Bryant wins Olympic bronze, gold for Ortiz
Karina Bryant won Great Britain's second judo medal as she took bronze in the +78kg category before Cuba's Idalys Ortiz claimed the gold.
Ortiz, 22 and world number six, beat Japan's Mika Sugimoto in the final after she was awarded the win by the referee and two judges as the fight finished scoreless after extra time.
"I have no way to describe how I'm feeling right now," she told reporters. "I don't know whether to laugh or cry. All I can say is that I feel amazing right now."
Her route to gold in the +78kg category included a notable victory in the semi-final over China's Tong Wen, the reigning Olympic champion who had not lost an international fight since 2007.
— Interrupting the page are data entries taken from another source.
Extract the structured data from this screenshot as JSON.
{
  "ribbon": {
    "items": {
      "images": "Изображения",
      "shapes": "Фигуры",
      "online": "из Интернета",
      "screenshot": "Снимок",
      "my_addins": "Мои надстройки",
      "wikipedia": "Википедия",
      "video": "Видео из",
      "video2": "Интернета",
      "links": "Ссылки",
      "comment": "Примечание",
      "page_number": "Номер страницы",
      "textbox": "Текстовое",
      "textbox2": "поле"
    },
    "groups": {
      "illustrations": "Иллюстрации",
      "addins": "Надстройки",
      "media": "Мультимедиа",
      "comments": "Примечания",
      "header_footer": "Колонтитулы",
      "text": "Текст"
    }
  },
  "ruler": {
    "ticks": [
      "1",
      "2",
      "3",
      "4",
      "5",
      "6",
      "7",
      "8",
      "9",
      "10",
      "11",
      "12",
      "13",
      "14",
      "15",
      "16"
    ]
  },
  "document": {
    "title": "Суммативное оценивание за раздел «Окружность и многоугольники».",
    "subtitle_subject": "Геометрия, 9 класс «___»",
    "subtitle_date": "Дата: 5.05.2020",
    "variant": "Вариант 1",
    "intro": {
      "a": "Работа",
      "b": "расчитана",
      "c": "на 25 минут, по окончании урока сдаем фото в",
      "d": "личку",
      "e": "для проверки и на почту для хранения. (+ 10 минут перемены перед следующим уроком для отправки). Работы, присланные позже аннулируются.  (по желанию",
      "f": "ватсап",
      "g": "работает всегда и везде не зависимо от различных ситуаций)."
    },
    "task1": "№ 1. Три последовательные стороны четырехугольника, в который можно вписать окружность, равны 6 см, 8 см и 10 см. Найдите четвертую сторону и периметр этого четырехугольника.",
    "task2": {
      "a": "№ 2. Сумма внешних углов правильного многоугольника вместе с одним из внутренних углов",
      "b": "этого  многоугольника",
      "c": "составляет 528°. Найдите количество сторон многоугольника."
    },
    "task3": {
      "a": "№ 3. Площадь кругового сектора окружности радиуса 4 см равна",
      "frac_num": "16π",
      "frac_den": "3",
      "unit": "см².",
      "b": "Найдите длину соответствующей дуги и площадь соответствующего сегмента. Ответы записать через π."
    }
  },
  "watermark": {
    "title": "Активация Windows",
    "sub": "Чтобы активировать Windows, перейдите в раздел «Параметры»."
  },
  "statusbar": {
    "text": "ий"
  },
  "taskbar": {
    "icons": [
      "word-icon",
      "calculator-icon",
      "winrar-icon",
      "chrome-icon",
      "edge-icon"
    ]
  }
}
"I've always said nobody's invincible. I've always thought that with anyone, not only Tong Wen, but anyone who competes against me," Ortiz said.
Cuba traditionally does well in judo, particularly in the women's categories, but had not won a gold since 2000 in Sydney.
"It was a challenge to keep up Cuba's results," she said. "For me, it means a lot (to do that)."
There was also a second medal in two days for Britain when outsider Karina Bryant, competing in her fourth Olympics, won bronze following a silver for Gemma Gibbons. That tally was the host nation's best judo haul since 1992.
Veteran Bryant, 33, put in a convincing display to beat Iryna Kindzerska of Ukraine to the delight of the crowd at London's ExCel Centre.
"It feels amazing. I'm over the moon, bit lost for words really. I've just kept believing in myself. I never doubted my potential," she told reporters.
"It was nice to share this experience with a British crowd."
China's Tong beat Brazil's Maria Suelen Altheman for the other bronze.
Chris Sherrington admitted he could have done better after his men's heavyweight campaign was ended by two-times world champion Alexander Mikhaylin.
Sherrington took just seconds to win his opening fight against Australia’s Jake Andrewartha, reducing him to tears with a brilliantly executed ippon, judo’s equivalent of a knockout blow.
But it was always going to be tougher against Russia’s Mikhaylin, a two-time world champion – although the last of those titles was seven years ago – who enjoyed a near perfect build-up to these Games.
He won bronze at last year’s World Championships, took the European title earlier this year and had only lost twice in 19 fights so far in 2012.
Sherrington – a serving Royal Marine – took the battle to the Russian and the contest stayed tight, with only a low-scoring move ending the British heavyweight’s hopes of a place in the quarter-finals.
“Nearly is not good enough, as a Royal Marine it needs to be a win for me to be totally happy,” he said.
“I’ve been trying to beat that guy for six years and I have worked and worked on him. But he manipulates you in ways you would not believe, you can’t see it, you have to feel it.
“I managed to keep him at bay right until the end and I’m gutted but at the end of the day I got taken out by a two-time world champion.
“That’s the closet I’ve ever got to him. I’m in the best shape I’ve ever been in, I’m fast and strong and powerful but he still won.